At Last, the Scrappy Comic Strip Part Four

Posted by Harry McCracken on October 17, 2021

You’ve been waiting for this for almost five years–or, in a way, more than 80. Or maybe not. But I hope you’ll enjoy these four examples of the ill-fated Scrappy newspaper comic strip, which seems to have failed to … well, appear in any newspapers.

Though Will Eisner and Jerry Iger couldn’t get U.S papers interested in the strip in 1937, they did sell it to comics publications overseas, including France’s Bilboquet and the U.K. and Australia’s Wags. Eventually, they lightly retouched it and ran it as “Shorty Shortcake” in Wonderworld comics. The strips below are from Wags, and as far as I know they haven’t been reprinted anywhere since their original appearance in 1938.

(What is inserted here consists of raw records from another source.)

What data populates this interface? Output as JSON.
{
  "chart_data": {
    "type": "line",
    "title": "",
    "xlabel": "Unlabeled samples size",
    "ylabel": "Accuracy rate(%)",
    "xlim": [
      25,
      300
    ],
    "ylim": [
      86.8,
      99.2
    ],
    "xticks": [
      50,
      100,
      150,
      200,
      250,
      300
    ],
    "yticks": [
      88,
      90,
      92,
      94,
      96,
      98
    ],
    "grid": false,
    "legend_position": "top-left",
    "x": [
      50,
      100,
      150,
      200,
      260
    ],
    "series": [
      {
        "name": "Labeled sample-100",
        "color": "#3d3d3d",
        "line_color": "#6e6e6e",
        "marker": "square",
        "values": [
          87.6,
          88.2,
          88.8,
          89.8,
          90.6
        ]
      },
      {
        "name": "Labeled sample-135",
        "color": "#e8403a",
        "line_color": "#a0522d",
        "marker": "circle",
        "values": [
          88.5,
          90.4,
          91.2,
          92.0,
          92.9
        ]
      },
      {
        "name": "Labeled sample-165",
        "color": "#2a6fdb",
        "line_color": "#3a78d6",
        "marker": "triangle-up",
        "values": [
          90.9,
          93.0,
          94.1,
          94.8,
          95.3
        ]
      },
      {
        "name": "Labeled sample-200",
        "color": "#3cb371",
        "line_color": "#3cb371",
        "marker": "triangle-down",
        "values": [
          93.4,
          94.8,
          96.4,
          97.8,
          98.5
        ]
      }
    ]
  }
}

If you need to catch up on your Scrappy adventures, just read our earlier installments: Here are parts one, two, and three. Here’s a post in which I tried to figure out who drew the Scrappy strip. Here’s another in which I decided that Will Eisner probably had his hand in it, at least at first.

By the time the strips below appeared, the style had morphed and I don’t have any bright ideas about who drew them–could be Eisner, could be somebody else. The one person whom we can be positive had nothing to do with them is the guy who signed them: Charles Mintz.

Except for starring Scrappy, Margy, and Yippy, these comics have almost nothing to do with the Scrappy theatrical cartoons. By this point in the chronology, even the fact that Scrappy is a small boy has stopped making sense. But whoever was drawing the strip by this point had fun and deserves at least a little belated glory. So I hope the mystery artist doesn’t remain a mystery forever.

How did the Scrappy comic strip come to be? Did Columbia approach Eisner and Iger, or did they come up with the idea? How hard did they try to sell it to newspapers before shipping it overseas? We’ll probably never know, and I’m just sorry I didn’t ask Will Eisner, who was still attending comics conventions I was also at in this century. (Don’t blame me for not seizing the opportunity: I didn’t know of his Scrappy connection at the time.)

I still have some more Scrappy strips to run, but for now, I’ll leave you with this page from Wonderworld #3 (July 1939), which repurposed the above material and claimed it involved Shorty Shortcake, Suzy, and Woofy.

2 Comments

2 comments on “At Last, the Scrappy Comic Strip Part Four

  1. Thanks for putting these up, Harry. They are well drawn and fun to read! The evil guy in the first strip reminds me of the “Phantom” character in the Oswald cartoon: “Spooks”. The revamped “Shorty Shortcake” looks a lot like Buddy. These also show a little Dick Huemer influence, don’t you think? The story is pretty good, too bad they didn’t finish it.
    Mark

  2. Thanks, Mark! I’ll try to run the remaining strips I have soon. They did complete the story. And then continued to do new “Shorty Shortcake” ones.